As the 2013 MLS season approaches, we're counting down the days to March 2 and running the proverbial rule over each player on D.C. United's roster. Today's subject: Manchester United Academy product and United's Re-Entry draft selection, John Thorrington.
For all our talk about the missing pieces in D.C. United's lineup this off-season, we've said the name John Thorrington surprisingly little. The South African was acquired by the Black-and-Red during this winter's Re-Entry Draft/Mechanism/Doodad/Thing when his option was declined by the Vancouver Whitecaps. Thorrington has been capped by the USMNT, though only four times, non since 2008, and seems to be well-respected by players in MLS. He's got the defensive ability to keep the midfield solid if paired with Perry Kitchen, and he's got the attacking chops to help the offense keep from being stymied in our own half and resorting to Brandon McDonald Long Balls to Nobody In Particular (TM).
So why aren't we talking about him more with just over a week until First Kick? Some possible answers:
- He's a retread. He came to us through the Reject Draft, the same means by which we got Joseph Ngwenya. But that's also the same roster whatsit that brought us Josh Wolff and Maicon Santos, two players who contributed at a relatively high level.

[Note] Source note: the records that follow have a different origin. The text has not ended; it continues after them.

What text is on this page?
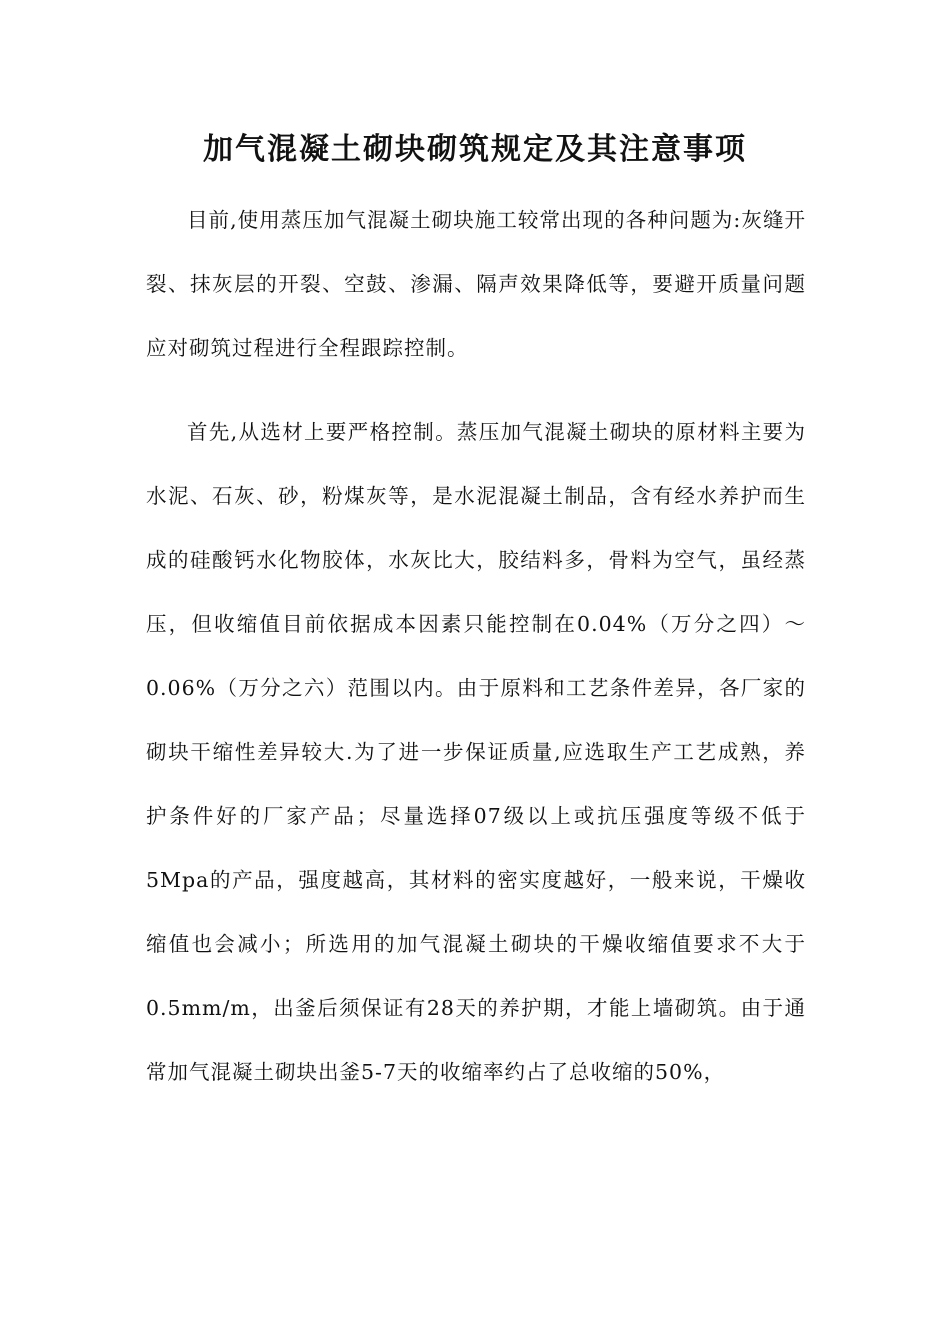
加气混凝土砌块砌筑规定及其注意事项

目前,使用蒸压加气混凝土砌块施工较常出现的各种问题为:灰缝开裂、抹灰层的开裂、空鼓、渗漏、隔声效果降低等，要避开质量问题应对砌筑过程进行全程跟踪控制。

首先,从选材上要严格控制。蒸压加气混凝土砌块的原材料主要为水泥、石灰、砂，粉煤灰等，是水泥混凝土制品，含有经水养护而生成的硅酸钙水化物胶体，水灰比大，胶结料多，骨料为空气，虽经蒸压，但收缩值目前依据成本因素只能控制在0.04%（万分之四）～0.06%（万分之六）范围以内。由于原料和工艺条件差异，各厂家的砌块干缩性差异较大.为了进一步保证质量,应选取生产工艺成熟，养护条件好的厂家产品；尽量选择07级以上或抗压强度等级不低于5Mpa的产品，强度越高，其材料的密实度越好，一般来说，干燥收缩值也会减小；所选用的加气混凝土砌块的干燥收缩值要求不大于0.5mm/m，出釜后须保证有28天的养护期，才能上墙砌筑。由于通常加气混凝土砌块出釜5-7天的收缩率约占了总收缩的50%，
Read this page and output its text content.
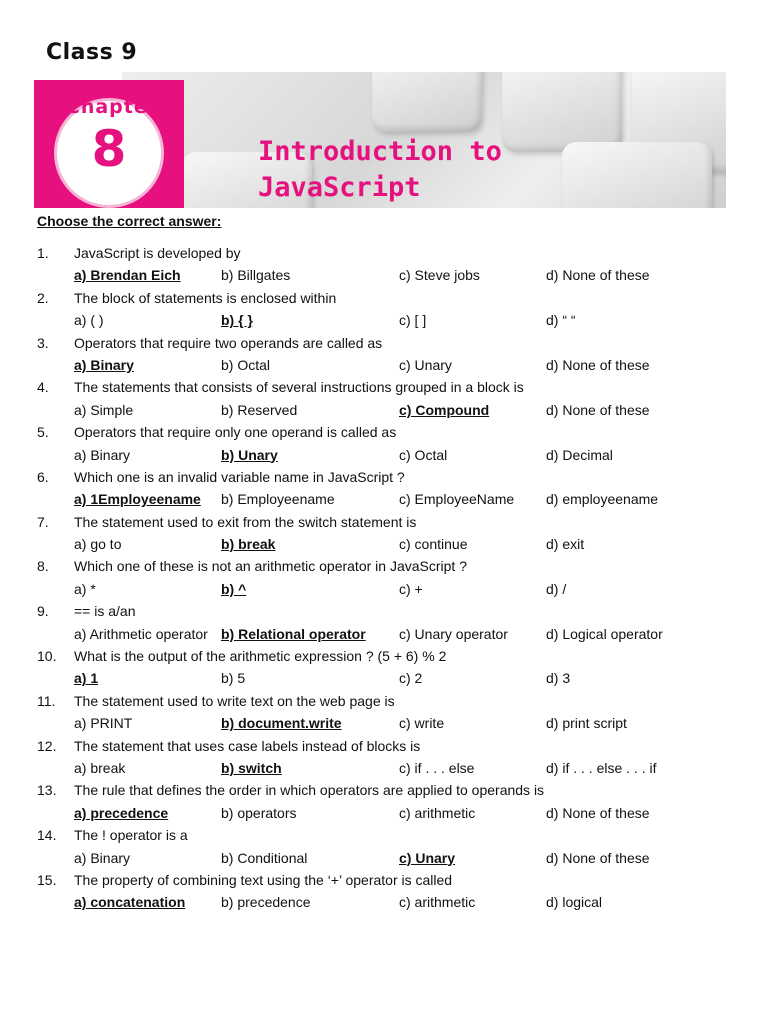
Class 9
Chapter
8	Introduction to
JavaScript
Choose the correct answer:
1. JavaScript is developed by
a) Brendan Eich	b) Billgates	c) Steve jobs	d) None of these
2. The block of statements is enclosed within
a) ( )	b) { }	c) [ ]	d) “ “
3. Operators that require two operands are called as
a) Binary	b) Octal	c) Unary	d) None of these
4. The statements that consists of several instructions grouped in a block is
a) Simple	b) Reserved	c) Compound	d) None of these
5. Operators that require only one operand is called as
a) Binary	b) Unary	c) Octal	d) Decimal
6. Which one is an invalid variable name in JavaScript ?
a) 1Employeename b) Employeename	c) EmployeeName d) employeename
7. The statement used to exit from the switch statement is
a) go to	b) break	c) continue	d) exit
8. Which one of these is not an arithmetic operator in JavaScript ?
a) *	b) ^	c) +	d) /
9. == is a/an
a) Arithmetic operator b) Relational operator c) Unary operator	d) Logical operator
10. What is the output of the arithmetic expression ? (5 + 6) % 2
a) 1	b) 5	c) 2	d) 3
11. The statement used to write text on the web page is
a) PRINT	b) document.write	c) write	d) print script
12. The statement that uses case labels instead of blocks is
a) break	b) switch	c) if . . . else	d) if . . . else . . . if
13. The rule that defines the order in which operators are applied to operands is
a) precedence	b) operators	c) arithmetic	d) None of these
14. The ! operator is a
a) Binary	b) Conditional	c) Unary	d) None of these
15. The property of combining text using the ‘+’ operator is called
a) concatenation	b) precedence	c) arithmetic	d) logical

- He's only played 89 matches in all competitions since 2005. Thorrington's career has definitely been marred by injury, and I think this is a big part of why nobody's particularly vocal about his potential contributions to United this year. He hasn't been able to stay healthy, so he hasn't put up numbers.
- His position and his style don't really scream, "Look at me!" He's a deep-lying midfielder. He's going to dive into tackles and win the ball back. He's going to run a lot. And he's going to make the simple passes that keep United in possession. He's not going to be the guy to unlock the defense with the One Killer Pass, and he's not going to be the guy on the end of scoring moves. He's a dirty work guy.
But given all that, could he turn into an important player for los Capitalinos this year? I think there's a chance. Saragosa can be foul-happy at times, and he'll need somebody to spell him while providing the more attacking aspect of the double pivot. Thorrington might even prove superior to Saragosa, whose position in the First XI isn't written in anything more permanent than #2 pencil.
What do you think? Have an opinion on Thorrington other than "meh"?